Tiba-tiba aku berada di hutan. Habis lari tapi kemudian berhenti untuk minum. Gak tahu kenapa mesti lari, tapi tiba-tiba bayangan James melintas? What? Aku dikejar salah satu vampir pemburu terbaik? How come? Gemetaran, langsung aja lari lagi. Untung sebelum ketangkep, aku berada di kamarku lagi.
Fyuh, untung cuma mimpi. Tapi takut juga. Bukan, bukan takut lagi, tapi amat sangat ketakutan sekali.
Aku sampai heran sendiri.kok bisa sih baca romans ini sampai terbawa mimpi. Yah, seperti yang terjadi sehabis peristiwa Death Note dulu, Twilight hanya kubaca sebelum twilight (rembang petang) menjelang. Yang minjemi aku novel ini malah meledekku. “gak papa, James kan cakep,” katanya. Gak mau lagi ah mimpi dikejar vampir, sekalipun cakepnya minta ampun.

Yoyong Burhanuddin

Bapak tiap pagi mendengarkan siaran berita di suatu stasiun radio di Surabaya. Dia berkata kalau salah satu penyiarnya pintar sekali, namanya Yoyong Burhanuddin. Karena penasaran, akhirnya stasiun radio yang biasanya aku dengerin sambil lalu, pagi itu kudengarkan sebaik-baiknya dan secermat-cermatnya.

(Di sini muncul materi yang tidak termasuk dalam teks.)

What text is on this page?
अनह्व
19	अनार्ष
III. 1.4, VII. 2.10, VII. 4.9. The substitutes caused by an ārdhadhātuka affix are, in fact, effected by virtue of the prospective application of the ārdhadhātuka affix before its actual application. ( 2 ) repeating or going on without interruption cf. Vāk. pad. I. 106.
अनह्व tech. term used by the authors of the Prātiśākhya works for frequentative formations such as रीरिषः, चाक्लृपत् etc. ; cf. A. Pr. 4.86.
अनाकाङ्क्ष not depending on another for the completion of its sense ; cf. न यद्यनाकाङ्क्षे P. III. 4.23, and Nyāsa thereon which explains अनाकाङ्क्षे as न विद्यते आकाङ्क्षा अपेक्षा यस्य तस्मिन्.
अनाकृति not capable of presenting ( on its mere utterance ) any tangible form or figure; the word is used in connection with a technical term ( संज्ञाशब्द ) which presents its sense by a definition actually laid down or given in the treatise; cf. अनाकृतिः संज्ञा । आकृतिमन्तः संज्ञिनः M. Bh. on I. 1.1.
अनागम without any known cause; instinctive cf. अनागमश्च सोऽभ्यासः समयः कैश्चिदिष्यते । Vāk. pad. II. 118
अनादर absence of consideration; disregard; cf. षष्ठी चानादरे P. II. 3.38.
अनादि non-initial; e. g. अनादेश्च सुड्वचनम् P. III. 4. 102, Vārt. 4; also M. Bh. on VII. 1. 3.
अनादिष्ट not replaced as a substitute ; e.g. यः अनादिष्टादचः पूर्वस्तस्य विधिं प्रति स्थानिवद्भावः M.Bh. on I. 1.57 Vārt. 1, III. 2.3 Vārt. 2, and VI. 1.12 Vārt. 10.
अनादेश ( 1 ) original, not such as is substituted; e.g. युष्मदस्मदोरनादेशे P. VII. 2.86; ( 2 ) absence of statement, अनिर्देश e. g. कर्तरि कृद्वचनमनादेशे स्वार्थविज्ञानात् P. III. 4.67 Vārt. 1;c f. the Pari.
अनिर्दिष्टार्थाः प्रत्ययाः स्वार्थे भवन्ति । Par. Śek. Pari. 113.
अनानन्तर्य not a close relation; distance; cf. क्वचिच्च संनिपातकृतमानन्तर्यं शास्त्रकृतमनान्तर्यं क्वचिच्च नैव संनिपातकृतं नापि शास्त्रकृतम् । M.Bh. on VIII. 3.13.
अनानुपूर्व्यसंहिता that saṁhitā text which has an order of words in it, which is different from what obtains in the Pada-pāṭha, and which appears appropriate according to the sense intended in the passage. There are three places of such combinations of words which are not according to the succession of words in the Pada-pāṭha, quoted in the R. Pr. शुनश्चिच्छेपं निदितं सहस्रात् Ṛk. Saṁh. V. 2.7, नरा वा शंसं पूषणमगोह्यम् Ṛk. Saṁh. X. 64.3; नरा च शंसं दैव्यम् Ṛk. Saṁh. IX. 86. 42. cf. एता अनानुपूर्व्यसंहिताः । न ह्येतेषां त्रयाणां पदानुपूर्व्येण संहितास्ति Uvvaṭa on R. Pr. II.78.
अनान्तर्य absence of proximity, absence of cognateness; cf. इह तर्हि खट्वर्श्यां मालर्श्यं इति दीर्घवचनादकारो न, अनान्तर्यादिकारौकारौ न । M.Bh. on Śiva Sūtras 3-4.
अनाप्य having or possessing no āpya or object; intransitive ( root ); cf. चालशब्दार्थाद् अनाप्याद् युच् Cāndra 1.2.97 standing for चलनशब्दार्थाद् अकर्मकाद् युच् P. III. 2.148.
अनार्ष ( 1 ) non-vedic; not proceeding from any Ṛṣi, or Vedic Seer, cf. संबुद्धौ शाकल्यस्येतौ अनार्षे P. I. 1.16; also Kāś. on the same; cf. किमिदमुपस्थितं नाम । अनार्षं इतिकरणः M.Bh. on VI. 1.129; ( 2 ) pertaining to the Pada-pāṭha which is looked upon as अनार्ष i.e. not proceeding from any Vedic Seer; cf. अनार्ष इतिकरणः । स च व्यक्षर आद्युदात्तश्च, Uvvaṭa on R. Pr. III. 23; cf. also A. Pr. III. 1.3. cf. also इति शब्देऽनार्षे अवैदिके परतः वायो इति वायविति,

Jujur saja, radio itu bukan pilihan pertama yang akan ku set, atau sesuai seleraku. Isinya berita melulu, lagu-lagunya jarang, old songs lagi. Aku masih seneng radio yang nyiarin banyak lagu, apalagi yang baru-baru.
Akhirnya aku ngerti kenapa Bapak bilang Yoyong smart. I was just mesmerized. Suaranya dalam, caranya ngomong enak didengerin, nada suaranya oke, responnya terhadap suatu kabar cool, opininya cerdas. Intinya, dalam pendengaranku (bukannya pengamatan berdasarkan penglihatan kayak yang umumnya terjadi, karena aku gak pernah bertatap muka atau ngeliat wajahnya) aku bisa menarik kesimpulan kalau opini (atau fakta ya?) yang disampaikan Bapak mengenai Yoyong bukan isapan jempol saja.
Yoyong luar biasa pintar. Bahkan menurut beberapa pendengarnya, ada tawaran untuk menduduki salah satu jabatan paling penting di negeri ini mampir padanya. Bahkan aku juga mendengar sendiri, di musim kampanye dan caleg ini, kalau banyak tawaran untuk jadi kandidat caleg dialamatkan padanya.ck ck...
Pagi itu juga, aku langsung ngefans sama dia. Mungkin ini ya yang disebut cinta pada pendengaran pertama. Kalau ada perumpamaan seperti itu sih, ehem.